Most folks called him Lawrence; his wife called him Lun. Turns out the wise woman mentioned at the beginning of this memory was right. Anyone can be a father or grandfather, but it took someone special to be the man I call Granddaddy.
“Hurry up and close the screen door! You’re letting flies in!” If I heard that phrase yelled at one of us kids once, I heard it, by conservative count, at least 32,760 times in my life. If the phrase had to be said more than once, the lollygagger was likely to be threatened with being locked out for a while; a punishment my brother figured out could be short-circuited by popping the door right where the hook went through the eye sending the hook flying up and over to dangle uselessly.
Keeping the screen door closed was important. We lived behind a grocery store in a small town. Its dumpster was straight across the street from our driveway and the screen door. My mother hated having the back of that store as the view from her kitchen window. In fact, she hated everything about that store.
Store employees and management dumped all kinds of expired food, including meat, in that dumpster. In the winter, it wasn’t so bad. But in the hot summertime, it became unbearable. The stench from rotting meat, produce, and milk could almost gag the maggots that formed on it. It was a common sight to see my mother marching across the street and pouring a jug of bleach all over the bin’s contents. She had talked to management time and again simply asking that they not throw away raw food items until the night before or the morning of the sanitation truck’s arrival. Sometimes, they would do as she asked. More often, they didn’t. As a result, they lost all of our business, as my mother began driving across town to the Kroger store near the interstate. The amount spent by my mother on groceries each week was substantial as she fed our family of five (including a male teenager who could pack away a lot of food easily).
Apparently, my mother’s example taught me as a child that not being able to beat them didn’t mean you had to join them. To this day, I will boycott a business in a heartbeat based on principle alone.

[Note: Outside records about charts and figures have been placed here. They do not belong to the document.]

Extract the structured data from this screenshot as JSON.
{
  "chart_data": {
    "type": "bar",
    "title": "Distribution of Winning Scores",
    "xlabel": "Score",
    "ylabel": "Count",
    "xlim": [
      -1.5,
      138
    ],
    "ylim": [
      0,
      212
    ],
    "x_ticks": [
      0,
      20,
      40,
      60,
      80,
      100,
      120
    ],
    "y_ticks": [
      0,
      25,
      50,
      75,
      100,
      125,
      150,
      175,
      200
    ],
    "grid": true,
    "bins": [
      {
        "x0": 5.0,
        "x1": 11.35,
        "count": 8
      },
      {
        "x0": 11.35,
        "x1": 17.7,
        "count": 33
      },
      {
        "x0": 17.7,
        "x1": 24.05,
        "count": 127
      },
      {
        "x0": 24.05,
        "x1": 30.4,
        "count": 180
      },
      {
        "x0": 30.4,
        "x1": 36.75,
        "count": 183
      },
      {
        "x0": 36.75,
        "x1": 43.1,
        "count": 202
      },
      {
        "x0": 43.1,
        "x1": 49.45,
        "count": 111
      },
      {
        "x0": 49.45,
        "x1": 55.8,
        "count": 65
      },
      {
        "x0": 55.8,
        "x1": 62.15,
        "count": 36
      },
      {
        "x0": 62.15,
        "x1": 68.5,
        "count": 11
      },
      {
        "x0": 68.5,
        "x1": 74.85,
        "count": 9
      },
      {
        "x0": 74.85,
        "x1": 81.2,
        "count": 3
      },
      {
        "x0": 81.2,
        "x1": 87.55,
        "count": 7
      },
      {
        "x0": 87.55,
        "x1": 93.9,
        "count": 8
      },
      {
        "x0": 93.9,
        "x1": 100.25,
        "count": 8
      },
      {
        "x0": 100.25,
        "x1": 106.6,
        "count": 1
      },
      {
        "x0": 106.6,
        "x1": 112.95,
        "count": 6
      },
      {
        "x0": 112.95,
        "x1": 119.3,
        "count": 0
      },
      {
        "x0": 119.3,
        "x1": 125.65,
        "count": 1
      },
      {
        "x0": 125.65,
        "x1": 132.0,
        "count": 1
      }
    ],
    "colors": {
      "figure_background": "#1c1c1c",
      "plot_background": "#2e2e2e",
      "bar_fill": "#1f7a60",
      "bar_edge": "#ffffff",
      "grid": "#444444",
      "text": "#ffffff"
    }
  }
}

Aside from the smell in the summer, having a grocery store as a neighbor wasn’t so bad for us kids in the neighborhood. Really, it couldn’t get much better if you could scrape together enough change to buy a fudgsicle or a tiny container of ice cream with its own wooden spoon attached. If that much money couldn’t be found or begged from an adult, sometimes we had enough for a pack of candy cigarettes or a package of wax paper wrapped Now and Later candy (as if any of it was ever left for later).
Sometimes when money was scarce but supplies were available, we got our parents’ permission to make lemonade and sell it in the parking lot to earn candy money. Yep, for a kid, the positives of the store outweighed the negatives by far.
My mother rejoiced the day the grocery store’s owner closed the store. It stayed vacant for a while but eventually was converted into a maintenance shop and parking area for the school district’s buses. Life became a lot more peaceful – especially on the weekends when the shop sat empty waiting for school again on Monday.
Several decades have passed since then. The shop remains though the school district is shrinking as the town’s population shrinks. The house, however, now sits empty, its latest occupant having deserted it for reasons unknown to me. The kitchen windows stare blankly – one window partially broken.
It’s not much to look at, that house, but on the rare occasion I do, I can still hear “Hurry up and close the screen door! You’re letting flies in!” And I smile.